Au lieu de répondre aux accusations maliennes qui affirment détenir les preuves que le drone a été abattu non pas dans l’espace aérien algérien, mais plutôt dans le territoire malien, les autorités algeriennes préfèrent s’en prendre aux dirigeants maliens qui n’auraient aucune légitimité à leurs yeux puisque venus par un Coup d’Etat.
Dans le même communiqué, tout en jetant des fleurs à la CIJ, elles affirment que la requête qui lui est soumise n’a aucune importance.
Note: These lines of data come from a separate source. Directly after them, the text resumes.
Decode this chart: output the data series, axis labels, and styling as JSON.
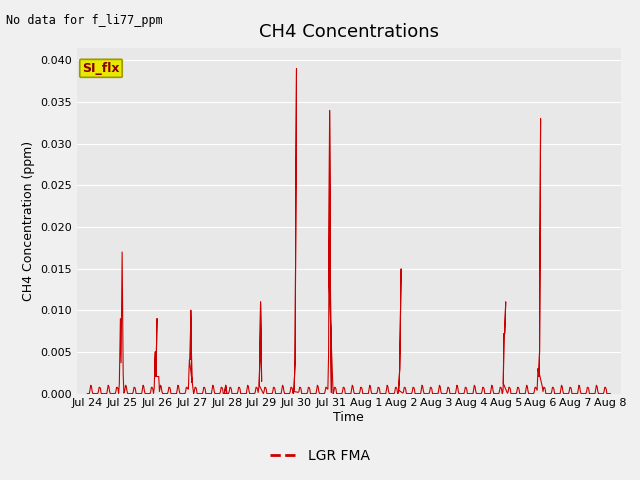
{
  "title": "CH4 Concentrations",
  "no_data_text": "No data for f_li77_ppm",
  "ylabel": "CH4 Concentration (ppm)",
  "xlabel": "Time",
  "ylim": [
    0,
    0.0415
  ],
  "yticks": [
    0.0,
    0.005,
    0.01,
    0.015,
    0.02,
    0.025,
    0.03,
    0.035,
    0.04
  ],
  "line_color": "#cc0000",
  "plot_bg_color": "#e8e8e8",
  "fig_bg_color": "#f2f2f2",
  "si_flx_box_facecolor": "#e8e800",
  "si_flx_box_edgecolor": "#999900",
  "si_flx_text_color": "#880000",
  "legend_label": "LGR FMA",
  "title_fontsize": 13,
  "label_fontsize": 9,
  "tick_fontsize": 8,
  "x_tick_labels": [
    "Jul 24",
    "Jul 25",
    "Jul 26",
    "Jul 27",
    "Jul 28",
    "Jul 29",
    "Jul 30",
    "Jul 31",
    "Aug 1",
    "Aug 2",
    "Aug 3",
    "Aug 4",
    "Aug 5",
    "Aug 6",
    "Aug 7",
    "Aug 8"
  ],
  "data_x": [
    0.0,
    0.02,
    0.04,
    0.06,
    0.08,
    0.1,
    0.12,
    0.14,
    0.16,
    0.18,
    0.2,
    0.22,
    0.24,
    0.26,
    0.28,
    0.3,
    0.32,
    0.34,
    0.36,
    0.38,
    0.4,
    0.42,
    0.44,
    0.46,
    0.48,
    0.5,
    0.52,
    0.54,
    0.56,
    0.58,
    0.6,
    0.62,
    0.64,
    0.66,
    0.68,
    0.7,
    0.72,
    0.74,
    0.76,
    0.78,
    0.8,
    0.82,
    0.84,
    0.86,
    0.88,
    0.9,
    0.92,
    0.93,
    0.95,
    0.97,
    1.0,
    1.03,
    1.05,
    1.07,
    1.1,
    1.12,
    1.14,
    1.16,
    1.18,
    1.2,
    1.22,
    1.24,
    1.26,
    1.28,
    1.3,
    1.32,
    1.34,
    1.36,
    1.38,
    1.4,
    1.42,
    1.44,
    1.46,
    1.48,
    1.5,
    1.52,
    1.54,
    1.56,
    1.58,
    1.6,
    1.62,
    1.64,
    1.66,
    1.68,
    1.7,
    1.72,
    1.74,
    1.76,
    1.78,
    1.8,
    1.82,
    1.84,
    1.86,
    1.88,
    1.9,
    1.92,
    1.93,
    1.95,
    1.97,
    2.0,
    1.97,
    1.95,
    1.93,
    2.05,
    2.07,
    2.09,
    2.1,
    2.12,
    2.14,
    2.16,
    2.18,
    2.2,
    2.22,
    2.24,
    2.26,
    2.28,
    2.3,
    2.32,
    2.34,
    2.36,
    2.38,
    2.4,
    2.42,
    2.44,
    2.46,
    2.48,
    2.5,
    2.52,
    2.54,
    2.56,
    2.58,
    2.6,
    2.62,
    2.64,
    2.66,
    2.68,
    2.7,
    2.72,
    2.74,
    2.76,
    2.78,
    2.8,
    2.82,
    2.84,
    2.86,
    2.88,
    2.9,
    2.92,
    2.93,
    2.95,
    2.97,
    3.0,
    2.97,
    2.95,
    2.93,
    3.05,
    3.07,
    3.09,
    3.11,
    3.13,
    3.15,
    3.17,
    3.19,
    3.2,
    3.22,
    3.24,
    3.26,
    3.28,
    3.3,
    3.32,
    3.34,
    3.36,
    3.38,
    3.4,
    3.42,
    3.44,
    3.46,
    3.48,
    3.5,
    3.52,
    3.54,
    3.56,
    3.58,
    3.6,
    3.62,
    3.64,
    3.66,
    3.68,
    3.7,
    3.72,
    3.74,
    3.76,
    3.78,
    3.8,
    3.82,
    3.84,
    3.86,
    3.88,
    3.9,
    3.92,
    3.93,
    3.95,
    3.97,
    4.0,
    3.97,
    3.95,
    3.93,
    4.05,
    4.07,
    4.09,
    4.11,
    4.13,
    4.15,
    4.17,
    4.19,
    4.2,
    4.22,
    4.24,
    4.26,
    4.28,
    4.3,
    4.32,
    4.34,
    4.36,
    4.38,
    4.4,
    4.42,
    4.44,
    4.46,
    4.48,
    4.5,
    4.52,
    4.54,
    4.56,
    4.58,
    4.6,
    4.62,
    4.64,
    4.66,
    4.68,
    4.7,
    4.72,
    4.74,
    4.76,
    4.78,
    4.8,
    4.82,
    4.84,
    4.86,
    4.88,
    4.9,
    4.92,
    4.93,
    4.95,
    4.97,
    5.0,
    4.97,
    4.95,
    4.93,
    5.05,
    5.07,
    5.09,
    5.11,
    5.13,
    5.15,
    5.17,
    5.19,
    5.2,
    5.22,
    5.24,
    5.26,
    5.28,
    5.3,
    5.32,
    5.34,
    5.36,
    5.38,
    5.4,
    5.42,
    5.44,
    5.46,
    5.48,
    5.5,
    5.52,
    5.54,
    5.56,
    5.58,
    5.6,
    5.62,
    5.64,
    5.66,
    5.68,
    5.7,
    5.72,
    5.74,
    5.76,
    5.78,
    5.8,
    5.82,
    5.84,
    5.86,
    5.88,
    5.89,
    5.91,
    5.93,
    5.96,
    6.0,
    5.96,
    5.93,
    5.91,
    5.89,
    6.05,
    6.07,
    6.09,
    6.11,
    6.13,
    6.15,
    6.17,
    6.19,
    6.2,
    6.22,
    6.24,
    6.26,
    6.28,
    6.3,
    6.32,
    6.34,
    6.36,
    6.38,
    6.4,
    6.42,
    6.44,
    6.46,
    6.48,
    6.5,
    6.52,
    6.54,
    6.56,
    6.58,
    6.6,
    6.62,
    6.64,
    6.66,
    6.68,
    6.7,
    6.72,
    6.74,
    6.76,
    6.78,
    6.8,
    6.82,
    6.84,
    6.86,
    6.88,
    6.9,
    6.92,
    6.93,
    6.95,
    6.97,
    7.0,
    6.97,
    6.95,
    6.93,
    7.05,
    7.07,
    7.09,
    7.11,
    7.13,
    7.15,
    7.17,
    7.19,
    7.2,
    7.22,
    7.24,
    7.26,
    7.28,
    7.3,
    7.32,
    7.34,
    7.36,
    7.38,
    7.4,
    7.42,
    7.44,
    7.46,
    7.48,
    7.5,
    7.52,
    7.54,
    7.56,
    7.58,
    7.6,
    7.62,
    7.64,
    7.66,
    7.68,
    7.7,
    7.72,
    7.74,
    7.76,
    7.78,
    7.8,
    7.82,
    7.84,
    7.86,
    7.88,
    7.9,
    7.92,
    7.94,
    7.96,
    7.98,
    8.0,
    8.02,
    8.04,
    8.06,
    8.08,
    8.1,
    8.12,
    8.14,
    8.16,
    8.18,
    8.2,
    8.22,
    8.24,
    8.26,
    8.28,
    8.3,
    8.32,
    8.34,
    8.36,
    8.38,
    8.4,
    8.42,
    8.44,
    8.46,
    8.48,
    8.5,
    8.52,
    8.54,
    8.56,
    8.58,
    8.6,
    8.62,
    8.64,
    8.66,
    8.68,
    8.7,
    8.72,
    8.74,
    8.76,
    8.78,
    8.8,
    8.82,
    8.84,
    8.86,
    8.88,
    8.9,
    8.92,
    8.93,
    8.96,
    9.0,
    8.96,
    8.93,
    9.05,
    9.07,
    9.09,
    9.11,
    9.13,
    9.15,
    9.17,
    9.19,
    9.2,
    9.22,
    9.24,
    9.26,
    9.28,
    9.3,
    9.32,
    9.34,
    9.36,
    9.38,
    9.4,
    9.42,
    9.44,
    9.46,
    9.48,
    9.5,
    9.52,
    9.54,
    9.56,
    9.58,
    9.6,
    9.62,
    9.64,
    9.66,
    9.68,
    9.7,
    9.72,
    9.74,
    9.76,
    9.78,
    9.8,
    9.82,
    9.84,
    9.86,
    9.88,
    9.9,
    9.92,
    9.94,
    9.96,
    9.98,
    10.0,
    10.02,
    10.04,
    10.06,
    10.08,
    10.1,
    10.12,
    10.14,
    10.16,
    10.18,
    10.2,
    10.22,
    10.24,
    10.26,
    10.28,
    10.3,
    10.32,
    10.34,
    10.36,
    10.38,
    10.4,
    10.42,
    10.44,
    10.46,
    10.48,
    10.5,
    10.52,
    10.54,
    10.56,
    10.58,
    10.6,
    10.62,
    10.64,
    10.66,
    10.68,
    10.7,
    10.72,
    10.74,
    10.76,
    10.78,
    10.8,
    10.82,
    10.84,
    10.86,
    10.88,
    10.9,
    10.92,
    10.94,
    10.96,
    10.98,
    11.0,
    11.02,
    11.04,
    11.06,
    11.08,
    11.1,
    11.12,
    11.14,
    11.16,
    11.18,
    11.2,
    11.22,
    11.24,
    11.26,
    11.28,
    11.3,
    11.32,
    11.34,
    11.36,
    11.38,
    11.4,
    11.42,
    11.44,
    11.46,
    11.48,
    11.5,
    11.52,
    11.54,
    11.56,
    11.58,
    11.6,
    11.62,
    11.64,
    11.66,
    11.68,
    11.7,
    11.72,
    11.74,
    11.76,
    11.78,
    11.8,
    11.82,
    11.84,
    11.86,
    11.88,
    11.9,
    11.92,
    11.93,
    11.95,
    11.97,
    12.0,
    11.97,
    11.95,
    11.93,
    12.05,
    12.07,
    12.09,
    12.11,
    12.13,
    12.15,
    12.17,
    12.19,
    12.2,
    12.22,
    12.24,
    12.26,
    12.28,
    12.3,
    12.32,
    12.34,
    12.36,
    12.38,
    12.4,
    12.42,
    12.44,
    12.46,
    12.48,
    12.5,
    12.52,
    12.54,
    12.56,
    12.58,
    12.6,
    12.62,
    12.64,
    12.66,
    12.68,
    12.7,
    12.72,
    12.74,
    12.76,
    12.78,
    12.8,
    12.82,
    12.84,
    12.86,
    12.88,
    12.9,
    12.92,
    12.93,
    12.95,
    12.97,
    13.0,
    12.97,
    12.95,
    12.93,
    13.05,
    13.07,
    13.09,
    13.11,
    13.13,
    13.15,
    13.17,
    13.19,
    13.2,
    13.22,
    13.24,
    13.26,
    13.28,
    13.3,
    13.32,
    13.34,
    13.36,
    13.38,
    13.4,
    13.42,
    13.44,
    13.46,
    13.48,
    13.5,
    13.52,
    13.54,
    13.56,
    13.58,
    13.6,
    13.62,
    13.64,
    13.66,
    13.68,
    13.7,
    13.72,
    13.74,
    13.76,
    13.78,
    13.8,
    13.82,
    13.84,
    13.86,
    13.88,
    13.9,
    13.92,
    13.94,
    13.96,
    13.98,
    14.0,
    14.02,
    14.04,
    14.06,
    14.08,
    14.1,
    14.12,
    14.14,
    14.16,
    14.18,
    14.2,
    14.22,
    14.24,
    14.26,
    14.28,
    14.3,
    14.32,
    14.34,
    14.36,
    14.38,
    14.4,
    14.42,
    14.44,
    14.46,
    14.48,
    14.5,
    14.52,
    14.54,
    14.56,
    14.58,
    14.6,
    14.62,
    14.64,
    14.66,
    14.68,
    14.7,
    14.72,
    14.74,
    14.76,
    14.78,
    14.8,
    14.82,
    14.84,
    14.86,
    14.88,
    14.9,
    14.92,
    14.94,
    14.96,
    14.98,
    15.0
  ]
}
Alors comment est-ce possible logiquement de jeter des fleurs à une juridiction et en même temps décider à sa place que la requête qui lui est soumise n’a aucune espèce d’importance?
La CIJ, aux yeux des autorités algeriennes n’aurait donc pas la compétence d’apprécier elle-même la plainte du Mali?
Quel mépris !
Enfin, quel drôle de prétendu médiateur et bon voisin qui vilipende les dirigeants de l’État qu’il dit vouloir aider à stabiliser et, quand même, abrite, protège, fait la promotion d’une rébellion armée criminelle contre ce dernier?
En réalité, l’Algérie fait un aveu de culpabilité dans ce dossier. La plainte du Mali renforce d’avantage son isolement diplomatique sur la scène internationale.